王夏,李彦巧,党利红
(陕西理工大学生物科学与工程学院,陕西汉中723000)
缨翅目Thysanoptera昆虫统称为蓟马,因翅上长有细长缨毛而得名,种类繁多,包括锯尾亚目Terebrantia和管尾亚目Tubulifera,现已知9科782属6 280余种(ThripsWiki,2021),中国已知155属约600种(Mirab-balouetal.,2011;Zhangetal.,2012;Dangetal.,2013,2014,2019;Hu & Feng,2013;Mirab-balou & Tong,2013;Dang & Qiao,2016;Wang & Tong,2016;Zhao & Tong,2016)。蓟马食性复杂,主要包括植食性和菌食性,少数捕食其他小型节肢动物,部分缨翅目昆虫是粮食作物、蔬菜水果、景观植物、牧草、食用菌等的重要害虫,不仅造成直接危害,还可传播植物病毒,如西花蓟马Frankliniellaoccidentalis是世界性分布害虫,危害寄主植物达500余种,可通过直接破坏植物花器或挫吸植物汁液造成损害,同时还可传播番茄斑萎病毒,造成严重的经济损失(张友军等,2003)。因此,开展蓟马类昆虫的研究对我国农业有害生物防治具有重要意义。

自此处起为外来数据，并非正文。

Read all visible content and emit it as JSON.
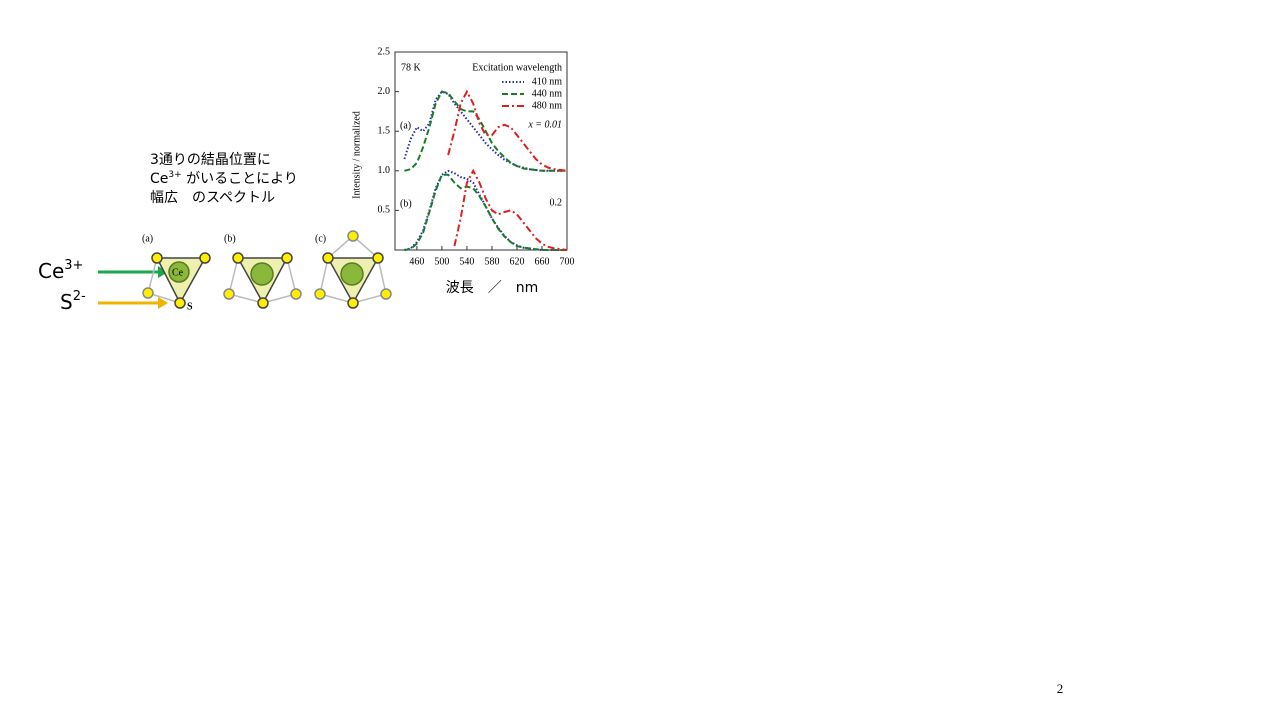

青藏高原旧称青康藏高原,是中国最大的、世界上海拔最高的高原,平均海拔在4 000 m以上,是亚洲东部自然界中最突出的特征之一,被称为“世界屋脊”(刘浩宇,2010);得天独厚的自然地理条件诞生出复杂多样的生物类群,故而对该地区昆虫种类以及区系的研究具有重要意义。我国青藏高原缨翅目昆虫研究起步较晚,20世纪 80年代开始才有相关报道,贡献最大的是昆虫学者韩运发,他根据1961—1982年中国科学院综合科学考察队在我国西藏、横断山等地区采集的蓟马标本,进行了系统鉴定,并报道了一系列新种及新记录种(韩运发,张广学,1981;韩运发,1988,1990,1991,1996,2005;韩运发,崔云琦,1991,1992),特别是《中国经济昆虫——缨翅目》(韩运发,1997)共记录了青藏高原蓟马3科26属58种,是目前较为全面地记录青藏高原蓟马种类的著作;另外,一些分类学家对分布于青藏高原的部分属种(包括特有属种)进行了修订、新种及新记录描述、新组合、同物异名、重描述等工作(Feng & Li,1996;张维球,童晓立,1996;Mirab-balouetal.,2011;Dang & Qiao,2012)。本研究基于近年来广泛的野外考察,结合中国科学院国家动物标本馆近60年的馆藏标本以及研究组多年的标本积累,通过查阅整理大量文献、书籍等资料,系统研究了青藏高原缨翅目昆虫现状并进行了整理汇总,初步分析了其物种多样性及区系组成特征,对于丰富青藏高原缨翅目昆虫资源库以及明确该地区缨翅目昆虫区系组成提供理论依据。
本文涉及的研究标本主要来源于近60年间中国科学院组织的综合科学考察队在我国西藏、横断山等地区采集的蓟马标本(收藏于中国科学院国家动物博物馆),及本研究组6年(2014—2020年)的标本积累。参阅文献主要包括《西藏昆虫(一)》和《西藏昆虫(二)》(中国科学院青藏高原综合科学考察队,1981,1982)、《西藏南迦巴瓦峰地区昆虫》(中国科学院登山科学考察队,1988)、《中国经济昆虫——缨翅目》(韩运发,1997)、《秦岭西段及甘南地区昆虫》(杨星科,2005)、《青藏高原昆虫地理分布》(张亚玲,王保海,2016)等专著和国内外期刊文献记录。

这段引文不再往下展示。